训练SegFormer-B1在cityscapes数据集,出现错误“Defaule process group is not initialized”
Open
znshi
opened this issue 4 years ago
•
8 comments
Hi, when I train SegFormer-B1 on cityscapes:
预训练模型路径:
./SegFormer/pretrained/mit_b1.pth
执行脚本:
cd SegFormer
python tools/train.py local_configs/segformer/B1/segformer.b1.1024x1024.city.160k.py
报错信息:
Traceback (most recent call last):
File "tools/train.py", line 166, in
main()
File "tools/train.py", line 162, in main
meta=meta)
File "/home/shizenan/SegFormer/mmseg/apis/train.py", line 115, in train_segmentor
runner.run(data_loaders, cfg.workflow)
File "/home/shizenan/anaconda3/envs/open-mmlab/lib/python3.7/site-packages/mmcv/runner/iter_based_runner.py", line 131, in run
iter_runner(iter_loaders[i], **kwargs)
File "/home/shizenan/anaconda3/envs/open-mmlab/lib/python3.7/site-packages/mmcv/runner/iter_based_runner.py", line 60, in train
outputs = self.model.train_step(data_batch, self.optimizer, **kwargs)

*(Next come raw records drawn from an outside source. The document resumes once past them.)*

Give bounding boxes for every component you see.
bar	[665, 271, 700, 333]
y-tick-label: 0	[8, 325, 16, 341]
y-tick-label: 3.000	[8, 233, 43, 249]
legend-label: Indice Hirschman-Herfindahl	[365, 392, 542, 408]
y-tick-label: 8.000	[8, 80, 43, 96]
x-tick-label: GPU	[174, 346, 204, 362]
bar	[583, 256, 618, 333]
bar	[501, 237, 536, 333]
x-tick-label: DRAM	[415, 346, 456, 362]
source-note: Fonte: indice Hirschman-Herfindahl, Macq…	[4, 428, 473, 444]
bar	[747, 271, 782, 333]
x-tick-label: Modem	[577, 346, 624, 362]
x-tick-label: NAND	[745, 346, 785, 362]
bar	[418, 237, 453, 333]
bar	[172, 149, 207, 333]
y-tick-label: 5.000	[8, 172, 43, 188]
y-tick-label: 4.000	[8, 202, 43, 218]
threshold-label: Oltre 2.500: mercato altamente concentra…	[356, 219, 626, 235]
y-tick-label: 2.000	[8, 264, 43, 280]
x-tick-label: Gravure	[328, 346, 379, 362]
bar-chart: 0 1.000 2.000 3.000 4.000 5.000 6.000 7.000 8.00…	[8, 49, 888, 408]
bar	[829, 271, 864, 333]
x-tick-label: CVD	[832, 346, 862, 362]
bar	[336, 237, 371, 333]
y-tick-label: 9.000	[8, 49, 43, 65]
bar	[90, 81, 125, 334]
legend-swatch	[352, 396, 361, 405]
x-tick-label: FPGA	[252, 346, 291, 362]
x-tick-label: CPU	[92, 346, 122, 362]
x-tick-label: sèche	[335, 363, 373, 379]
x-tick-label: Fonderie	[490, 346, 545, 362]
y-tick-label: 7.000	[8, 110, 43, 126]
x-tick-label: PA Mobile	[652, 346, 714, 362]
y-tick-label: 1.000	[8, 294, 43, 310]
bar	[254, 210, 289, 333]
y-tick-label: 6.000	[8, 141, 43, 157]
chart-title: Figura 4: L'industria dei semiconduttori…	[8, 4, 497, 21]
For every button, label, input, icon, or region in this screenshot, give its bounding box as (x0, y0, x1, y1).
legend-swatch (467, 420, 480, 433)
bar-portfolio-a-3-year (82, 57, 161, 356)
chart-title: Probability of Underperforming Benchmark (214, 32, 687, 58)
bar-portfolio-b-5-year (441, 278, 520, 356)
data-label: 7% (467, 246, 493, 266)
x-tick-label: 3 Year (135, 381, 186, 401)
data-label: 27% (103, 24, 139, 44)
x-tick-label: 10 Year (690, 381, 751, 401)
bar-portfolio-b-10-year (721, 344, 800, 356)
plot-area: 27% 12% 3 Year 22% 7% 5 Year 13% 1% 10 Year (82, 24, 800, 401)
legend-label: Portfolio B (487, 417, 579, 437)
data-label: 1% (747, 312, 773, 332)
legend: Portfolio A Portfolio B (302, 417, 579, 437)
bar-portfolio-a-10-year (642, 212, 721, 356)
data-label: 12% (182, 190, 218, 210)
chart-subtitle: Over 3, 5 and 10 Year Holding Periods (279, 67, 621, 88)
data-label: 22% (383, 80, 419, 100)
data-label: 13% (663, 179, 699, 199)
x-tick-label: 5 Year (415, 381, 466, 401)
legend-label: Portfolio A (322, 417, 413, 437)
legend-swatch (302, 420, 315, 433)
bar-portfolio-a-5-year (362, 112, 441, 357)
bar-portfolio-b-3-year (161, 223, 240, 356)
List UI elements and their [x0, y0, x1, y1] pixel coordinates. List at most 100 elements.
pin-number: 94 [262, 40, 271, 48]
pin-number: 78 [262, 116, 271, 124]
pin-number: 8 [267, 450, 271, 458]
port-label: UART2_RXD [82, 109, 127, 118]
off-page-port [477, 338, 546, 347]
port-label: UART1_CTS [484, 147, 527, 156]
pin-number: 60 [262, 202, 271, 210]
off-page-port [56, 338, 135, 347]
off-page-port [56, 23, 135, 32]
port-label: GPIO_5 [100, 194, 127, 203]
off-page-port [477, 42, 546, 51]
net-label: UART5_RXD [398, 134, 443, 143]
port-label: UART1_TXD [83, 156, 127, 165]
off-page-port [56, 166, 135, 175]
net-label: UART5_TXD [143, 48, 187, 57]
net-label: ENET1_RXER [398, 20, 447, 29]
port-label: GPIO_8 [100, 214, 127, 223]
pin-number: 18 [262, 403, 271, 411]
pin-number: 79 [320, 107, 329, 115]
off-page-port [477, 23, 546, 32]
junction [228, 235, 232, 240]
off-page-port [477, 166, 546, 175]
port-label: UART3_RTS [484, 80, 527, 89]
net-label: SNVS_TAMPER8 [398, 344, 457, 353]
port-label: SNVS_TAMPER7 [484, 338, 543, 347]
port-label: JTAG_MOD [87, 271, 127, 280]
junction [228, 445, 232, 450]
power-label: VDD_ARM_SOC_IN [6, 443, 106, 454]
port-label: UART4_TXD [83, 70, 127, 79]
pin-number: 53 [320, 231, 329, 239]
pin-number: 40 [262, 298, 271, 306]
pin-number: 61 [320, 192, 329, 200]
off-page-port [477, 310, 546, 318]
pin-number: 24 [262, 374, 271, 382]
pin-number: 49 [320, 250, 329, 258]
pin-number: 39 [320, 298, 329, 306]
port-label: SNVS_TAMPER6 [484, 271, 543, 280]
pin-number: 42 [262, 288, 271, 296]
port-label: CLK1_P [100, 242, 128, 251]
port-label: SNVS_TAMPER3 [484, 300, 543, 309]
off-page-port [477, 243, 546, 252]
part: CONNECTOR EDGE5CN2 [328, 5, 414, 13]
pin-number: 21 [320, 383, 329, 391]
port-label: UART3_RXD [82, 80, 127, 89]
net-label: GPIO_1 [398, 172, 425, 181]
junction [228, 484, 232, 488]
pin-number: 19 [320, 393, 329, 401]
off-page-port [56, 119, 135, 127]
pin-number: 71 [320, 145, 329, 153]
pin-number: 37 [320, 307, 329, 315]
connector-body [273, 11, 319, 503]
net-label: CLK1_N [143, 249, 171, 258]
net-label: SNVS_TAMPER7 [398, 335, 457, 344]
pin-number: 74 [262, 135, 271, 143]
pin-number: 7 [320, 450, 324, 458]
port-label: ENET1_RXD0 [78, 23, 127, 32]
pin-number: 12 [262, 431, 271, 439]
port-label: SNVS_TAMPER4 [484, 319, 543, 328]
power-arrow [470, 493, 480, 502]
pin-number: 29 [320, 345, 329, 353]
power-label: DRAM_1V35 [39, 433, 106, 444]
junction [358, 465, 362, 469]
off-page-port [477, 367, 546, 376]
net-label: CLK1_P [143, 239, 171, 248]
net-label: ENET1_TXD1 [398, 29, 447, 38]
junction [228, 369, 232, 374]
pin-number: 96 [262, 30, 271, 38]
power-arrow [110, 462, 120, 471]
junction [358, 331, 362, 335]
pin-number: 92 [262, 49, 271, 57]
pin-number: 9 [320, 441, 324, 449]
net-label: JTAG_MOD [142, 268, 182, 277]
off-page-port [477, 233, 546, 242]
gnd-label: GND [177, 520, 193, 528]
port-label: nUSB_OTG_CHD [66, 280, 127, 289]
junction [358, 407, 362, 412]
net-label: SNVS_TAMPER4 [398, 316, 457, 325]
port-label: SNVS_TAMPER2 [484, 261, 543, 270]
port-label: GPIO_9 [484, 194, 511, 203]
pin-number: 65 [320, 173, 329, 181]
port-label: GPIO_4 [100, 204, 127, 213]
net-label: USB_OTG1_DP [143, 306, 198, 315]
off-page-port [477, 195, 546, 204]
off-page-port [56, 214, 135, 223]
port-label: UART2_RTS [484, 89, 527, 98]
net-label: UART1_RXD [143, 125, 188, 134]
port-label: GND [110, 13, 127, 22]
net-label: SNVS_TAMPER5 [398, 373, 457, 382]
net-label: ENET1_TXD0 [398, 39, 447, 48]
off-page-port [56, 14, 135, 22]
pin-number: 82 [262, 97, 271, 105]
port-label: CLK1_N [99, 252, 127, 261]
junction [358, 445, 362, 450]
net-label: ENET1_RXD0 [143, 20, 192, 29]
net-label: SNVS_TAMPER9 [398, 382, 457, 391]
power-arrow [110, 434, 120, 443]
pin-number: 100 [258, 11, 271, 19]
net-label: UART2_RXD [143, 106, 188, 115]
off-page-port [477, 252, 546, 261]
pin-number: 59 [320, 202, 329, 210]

File "/home/shizenan/anaconda3/envs/open-mmlab/lib/python3.7/site-packages/mmcv/parallel/data_parallel.py", line 67, in train_step
return self.module.train_step(*inputs[0], **kwargs[0])
File "/home/shizenan/SegFormer/mmseg/models/segmentors/base.py", line 152, in train_step
losses = self(**data_batch)
File "/home/shizenan/anaconda3/envs/open-mmlab/lib/python3.7/site-packages/torch/nn/modules/module.py", line 727, in _call_impl
result = self.forward(*input, **kwargs)
File "/home/shizenan/anaconda3/envs/open-mmlab/lib/python3.7/site-packages/mmcv/runner/fp16_utils.py", line 84, in new_func
return old_func(*args, **kwargs)
File "/home/shizenan/SegFormer/mmseg/models/segmentors/base.py", line 122, in forward
return self.forward_train(img, img_metas, **kwargs)
File "/home/shizenan/SegFormer/mmseg/models/segmentors/encoder_decoder.py", line 158, in forward_train
gt_semantic_seg)
File "/home/shizenan/SegFormer/mmseg/models/segmentors/encoder_decoder.py", line 102, in _decode_head_forward_train
self.train_cfg)
File "/home/shizenan/SegFormer/mmseg/models/decode_heads/decode_head.py", line 188, in forward_train
seg_logits = self.forward(inputs)
File "/home/shizenan/SegFormer/mmseg/models/decode_heads/segformer_head.py", line 82, in forward
_c = self.linear_fuse(torch.cat([_c4, _c3, _c2, _c1], dim=1))
File "/home/shizenan/anaconda3/envs/open-mmlab/lib/python3.7/site-packages/torch/nn/modules/module.py", line 727, in _call_impl
result = self.forward(*input, **kwargs)
File "/home/shizenan/anaconda3/envs/open-mmlab/lib/python3.7/site-packages/mmcv/cnn/bricks/conv_module.py", line 195, in forward
x = self.norm(x)
File "/home/shizenan/anaconda3/envs/open-mmlab/lib/python3.7/site-packages/torch/nn/modules/module.py", line 727, in _call_impl
result = self.forward(*input, **kwargs)
File "/home/shizenan/anaconda3/envs/open-mmlab/lib/python3.7/site-packages/torch/nn/modules/batchnorm.py", line 519, in forward
world_size = torch.distributed.get_world_size(process_group)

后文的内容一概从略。